Multi-Device Without a Central Server

The cleverest part of OMEMO is how it handles multiple devices on a federated network. Every device a user logs in from generates its own identity key and publishes a device bundle — its public identity key, a signed prekey, and a batch of one-time prekeys — to an XMPP PEP node (Personal Eventing Protocol, a per-user pub/sub store on their server).

When you send a message, your client fetches the device lists for every participant, then encrypts the message payload once with a fresh symmetric key, and encrypts that key separately for each recipient device using its OMEMO session. So a message to a contact with a phone and a laptop, sent from your two devices, gets the body encrypted once and the key wrapped N times — one per destination device. This is the standard "encrypt-to-many" envelope pattern, and it is why adding a device is cheap.

The catch is the flip side of federation: there is no authority asserting which devices legitimately belong to a user. If an attacker who controls a server (or compels its operator) silently adds a rogue device to your published device list, your client may helpfully encrypt to it too — unless you verify fingerprints.

Trust, Verification, and the Blind-Trust Trade-off

Like every public-key system, OMEMO's security rests on verifying you have the right keys. Each device key has a fingerprint users can compare out-of-band — in person, over a verified channel, or via QR code in better clients.

In practice, most clients default to Blind Trust Before Verification (BTBV): they automatically trust all of a contact's keys until you manually verify one, after which new unverified keys are flagged. This is the same trust-on-first-use compromise that pervades usable cryptography — it trades a window of vulnerability for adoption, on the bet that an attacker is unlikely to be man-in-the-middling your very first exchange. It is a reasonable default, but it is a default, and high-risk users should verify fingerprints explicitly.

What OMEMO Does Not Encrypt

OMEMO protects message bodies and, in its current versions, file transfers and other stanza payloads. It does not hide metadata. Your XMPP server still sees who you talk to, when, how often, and from which devices. Federation makes this worse in one sense — your conversation's metadata is visible to both participants' servers.

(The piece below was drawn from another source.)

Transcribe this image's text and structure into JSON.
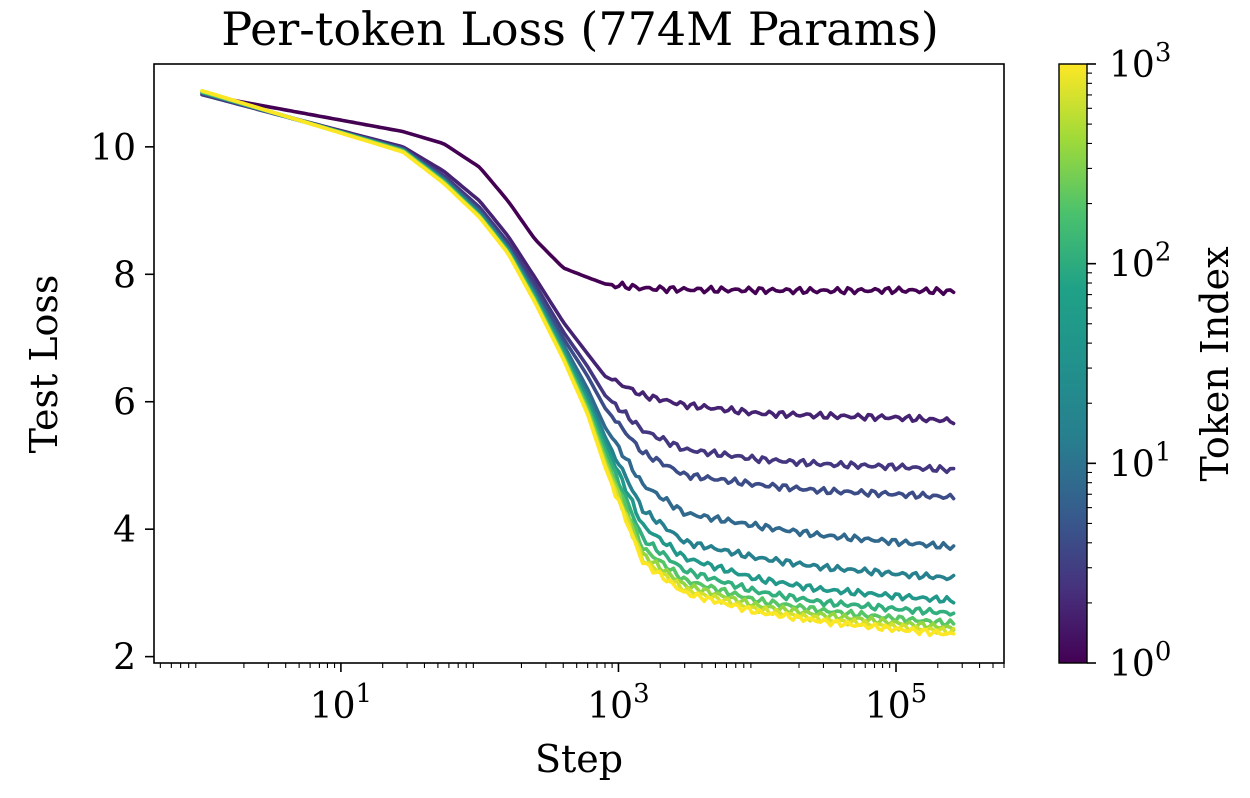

Versions matter here, too. The original OMEMO used AES in a mode that did not authenticate the full ciphertext envelope cleanly; the newer revision (the "OMEMO 2" line, XEP-0384 version 0.4+ with Stanza Content Encryption) tightened the construction and improved what gets encrypted. Two clients only get OMEMO's full guarantees if they implement compatible versions — an interoperability seam that federation makes unavoidable.

Property	OpenPGP/XMPP	OTR	OMEMO
Forward secrecy	No	Yes	Yes
Offline delivery	Yes	No	Yes
Multi-device	Manual	No	Yes
Hides metadata	No	No	No

OMEMO Versus the Group Problem

OMEMO handles groups by treating them as encrypt-to-many: a group message is encrypted to every member's every device. This works, but it scales linearly and lacks the cryptographic group-state machinery of a protocol designed for groups from the start. The newer MLS standard (RFC 9420) uses a tree-based key schedule that makes membership changes efficient and gives the whole group consistent, forward-secret state — a structurally cleaner answer to large groups than fan-out encryption.

OMEMO's achievement was never novelty — it was bringing a proven ratchet to an open, federated network that vendor-controlled apps had quietly left behind.

Where This Leaves You

OMEMO is a genuine success story: a volunteer-driven standard that gave a 25-year-old open protocol the same confidentiality guarantees as the big commercial messengers, without a central gatekeeper. If you value XMPP's federation and self-hostability, OMEMO is the right encryption layer to insist on, and verifying fingerprints closes its main practical gap.

But "the message body is encrypted" is only one axis of a threat model. Metadata exposure, group scaling, and version fragmentation are real. At Haven we made a different bet — a single identity spanning encrypted email and MLS-based group chat in one app — precisely so the protocol seams don't land on the user. OMEMO and Haven answer the same question with different priorities; the honest move is to match the tool to the threat model you actually have.